For more information, contact Rachel Pandolfi at rachel@scma.org or 707-525-4375.




Time to update your listing in the 2011 Sonoma County Physician Directory


SCMA has begun preparing the 2011 Sonoma County Physician Directory, a standard reference guide used at medical offices throughout the county. The directory features photographs and detailed listings for all SCMA members, including their specialty(s), special medical interest and medical training. Basic information for nonmember physicians is included as well.

Directory verification forms were mailed to all local physicians in October and should be returned by Nov. 15. Physicians can use the form to update or approve their current listing. If you need a copy of the form, contact Rachel Pandolfi at rachel@scma.org or 707-525-4375.

Along with their verification forms, SCMA members received dues invoices for next year. Members who pay their dues by Jan. 15, 2011, qualify for a 5% discount. Payments need to be at SCMA by Jan. 15; there is no grace period. Installment payments can be arranged.

Nonmember physicians can complete a simple online membership application at www.scma.org/join.asp.




Nonprofit health information exchange seeks more physician members


Redwood MedNet, a nonprofit health information exchange (HIE) located in Ukiah, is accepting inquiries from physicians and health facilities interested in using its services.

The HIE currently delivers electronic lab results from Quest Diagnostics, Hunter Laboratory, Sonoma Valley Hospital, Healdsburg District Hospital and Mendocino Coast District Hospital to about 50 providers in Sonoma and Mendocino counties, and will soon be certified to deliver results from LabCorp as well. Practices receive the results via the Redwood MedNet portal, or directly into their electronic health records.

Cost of the HIE service is $240 per provider per year, plus a small installation fee. Redwood MedNet hopes to receive a grant from Cal eConnect in early 2011 that will pay most of the costs for adding interfaces and HIE services for about 200 new physician participants in Sonoma, Mendocino and Lake counties.

For more information, or to send a letter of inquiry, contact Tanya Laino at 707-462-6369 or tlaino@redwoodmednet.org.




Volunteers and donations needed for SCMA medical scholarship program


SCMA is seeking two physicians to serve on its Health Careers Scholarship Committee, which gives scholarships to local students pursuing medical careers. The committee meets just twice a year at lunchtime. Earlier this year, the committee awarded a record $24,000 in scholarships to a dozen high school and college students from Sonoma County. An article about the program appears in the current issue of Sonoma Medicine.

Physicians interested in serving on the scholarship committee should contact Cynthia Melody at cmelody@scma.org or 707-525-4375.

Even if you can’t serve on the committee, you can still donate to the program via the SCMA Alliance. Just visit www.scmaa.org and click the “Donate” button. For more information, contact Gina Merwin at vmerwin@earthlink.net.

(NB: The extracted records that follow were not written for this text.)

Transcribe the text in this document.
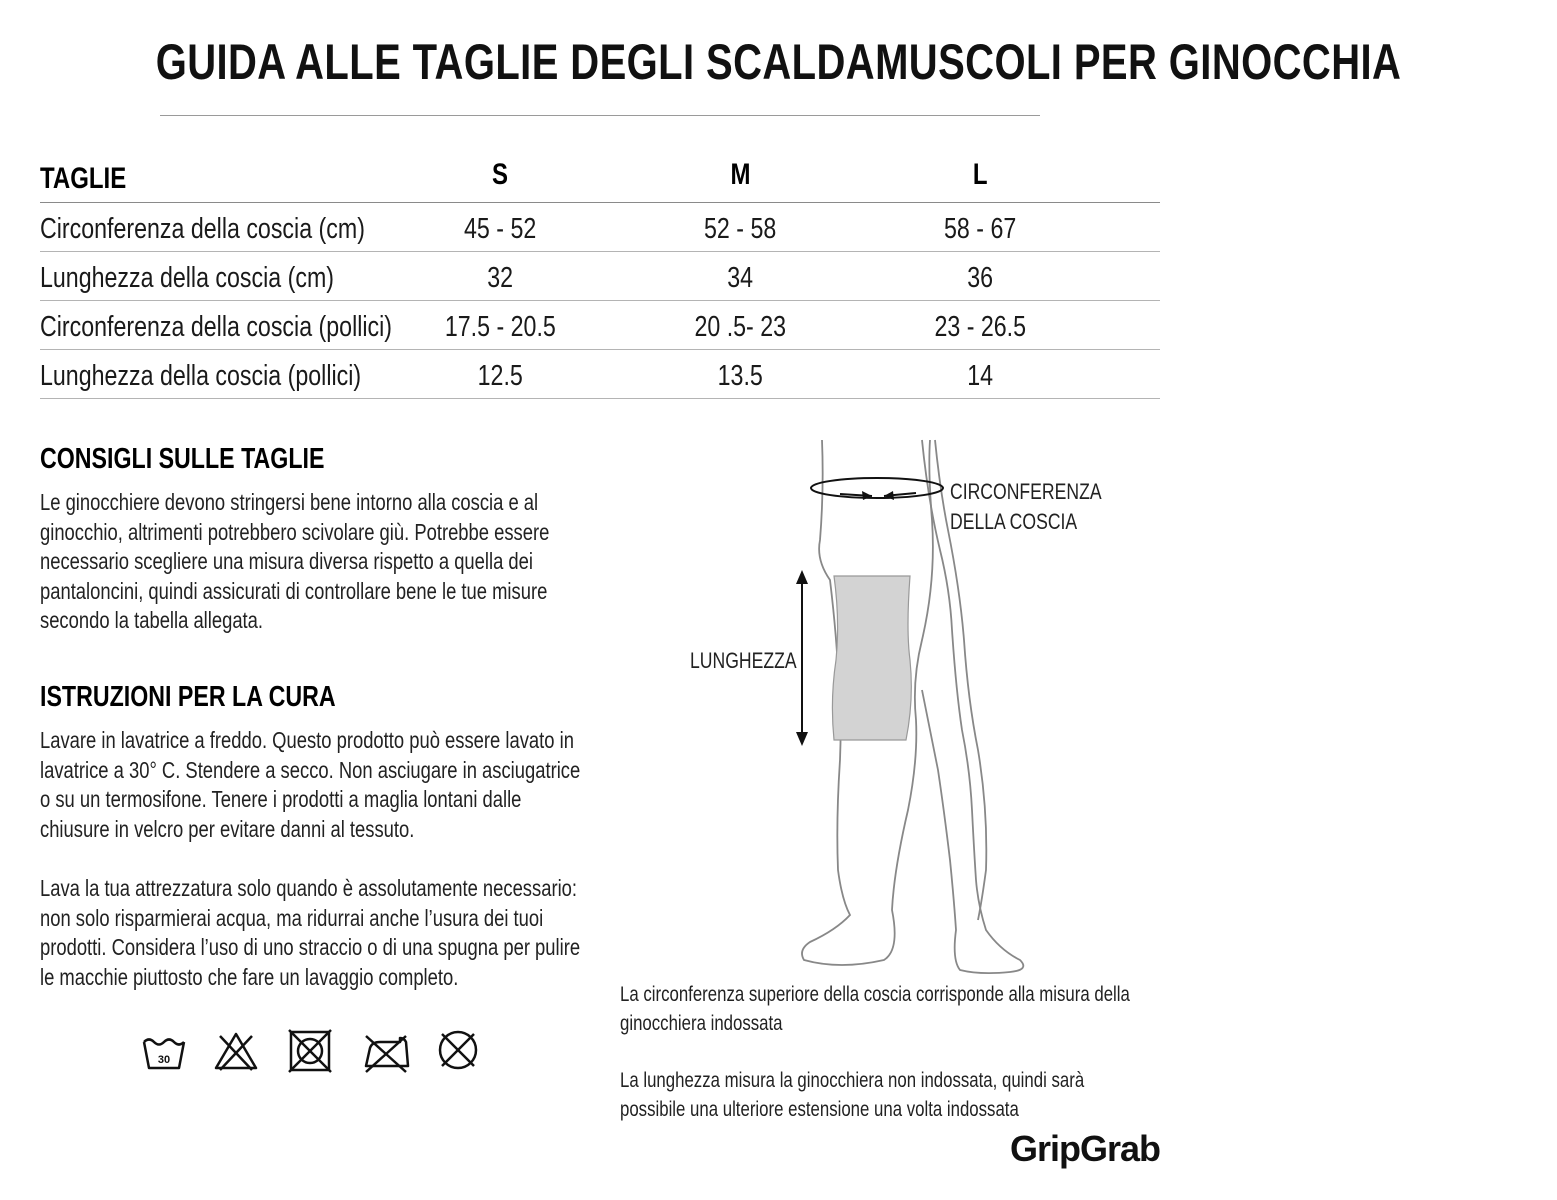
GUIDA ALLE TAGLIE DEGLI SCALDAMUSCOLI PER GINOCCHIA
TAGLIE	S	M	L
Circonferenza della coscia (cm)	45 - 52	52 - 58	58 - 67
Lunghezza della coscia (cm)	32	34	36
Circonferenza della coscia (pollici)	17.5 - 20.5	20 .5- 23	23 - 26.5
Lunghezza della coscia (pollici)	12.5	13.5	14
CONSIGLI SULLE TAGLIE
Le ginocchiere devono stringersi bene intorno alla coscia e al
ginocchio, altrimenti potrebbero scivolare giù. Potrebbe essere
necessario scegliere una misura diversa rispetto a quella dei
pantaloncini, quindi assicurati di controllare bene le tue misure
secondo la tabella allegata.
ISTRUZIONI PER LA CURA
Lavare in lavatrice a freddo. Questo prodotto può essere lavato in
lavatrice a 30° C. Stendere a secco. Non asciugare in asciugatrice
o su un termosifone. Tenere i prodotti a maglia lontani dalle
chiusure in velcro per evitare danni al tessuto.
Lava la tua attrezzatura solo quando è assolutamente necessario:
non solo risparmierai acqua, ma ridurrai anche l’usura dei tuoi
prodotti. Considera l’uso di uno straccio o di una spugna per pulire
le macchie piuttosto che fare un lavaggio completo.
30
CIRCONFERENZA
DELLA COSCIA
LUNGHEZZA
La circonferenza superiore della coscia corrisponde alla misura della
ginocchiera indossata
La lunghezza misura la ginocchiera non indossata, quindi sarà
possibile una ulteriore estensione una volta indossata
GripGrab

New state law mandates Tdap booster for students in grades 7-12


In response to the pertussis epidemic, Gov. Schwarzenegger recently signed a law that makes a pertussis booster (Tdap) mandatory for all students in grades 7-12, starting in fall 2011. State public health officials are also recommending that seniors and women in their childbearing years receive the booster shot.

Because pertussis immunity from previous infection or vaccination wanes over time, even fully immunized children become susceptible to pertussis by adolescence. Unfortunately, immunization rates are low for the recommended Tdap booster vaccine, which has been available since 2005. The most recent CDC survey data indicates that 44 percent of adolescents in California and only 6 percent of adults nationwide had received a Tdap booster shot by 2008.

Public health officials are urging physicians to offer Tdap booster shots to all adolescents (10 years and older) and adults who haven't yet received it. Give Tdap now to your unimmunized adolescent patients to protect them against the current threat and to meet the forthcoming school requirement.

As a reminder, the new Cal/OSHA Aerosol Transmissible Disease (ATD) standard requires all health care entities, including medical offices, to offer Tdap vaccines to their employees. For more information on the ATD standard, see CMA On-Call document #1842, “Protecting Employees from ATDs in the Health Care Workplace.” On-Call documents are free to CMA members on the Member Login tab at www.cmanet.org. Nonmembers can purchase On-Call documents for $2 per page in the CMA bookstore.

CMA is also hosting a webinar on the ATD standard on Nov. 10 from 12:15 to 1:15 p.m. To register, visit www.cmanet.org/calendar.




Impending 30% cut in Medicare rates by January 1


Payment rates for Medicare services will be reduced 30% by Jan. 1 unless Congress acts when it reconvenes on Nov. 15 for its brief “lame duck” session. These cuts are once again triggered by Medicare’s unfair payment formula, the Sustainable Growth Rate (SGR).

AMA and CMA are lobbying Congress vigorously to take action during its brief session in November, but continued debate over Federal expenditures and competing political issues make this an uphill battle. SCMA is also communicating and meeting with our Congressional representatives to express grave concerns about the impact these cuts may have on access to care for Medicare patients.

SCMA members are encouraged to contact their Congressional representatives to inform them of the impact that a 30% cut will have on their medical practices. Call 800-833-6354 and enter your zip code to be connected to your Representative. Senators Dianne Feinstein and Barbara Boxer can also be contacted through this number.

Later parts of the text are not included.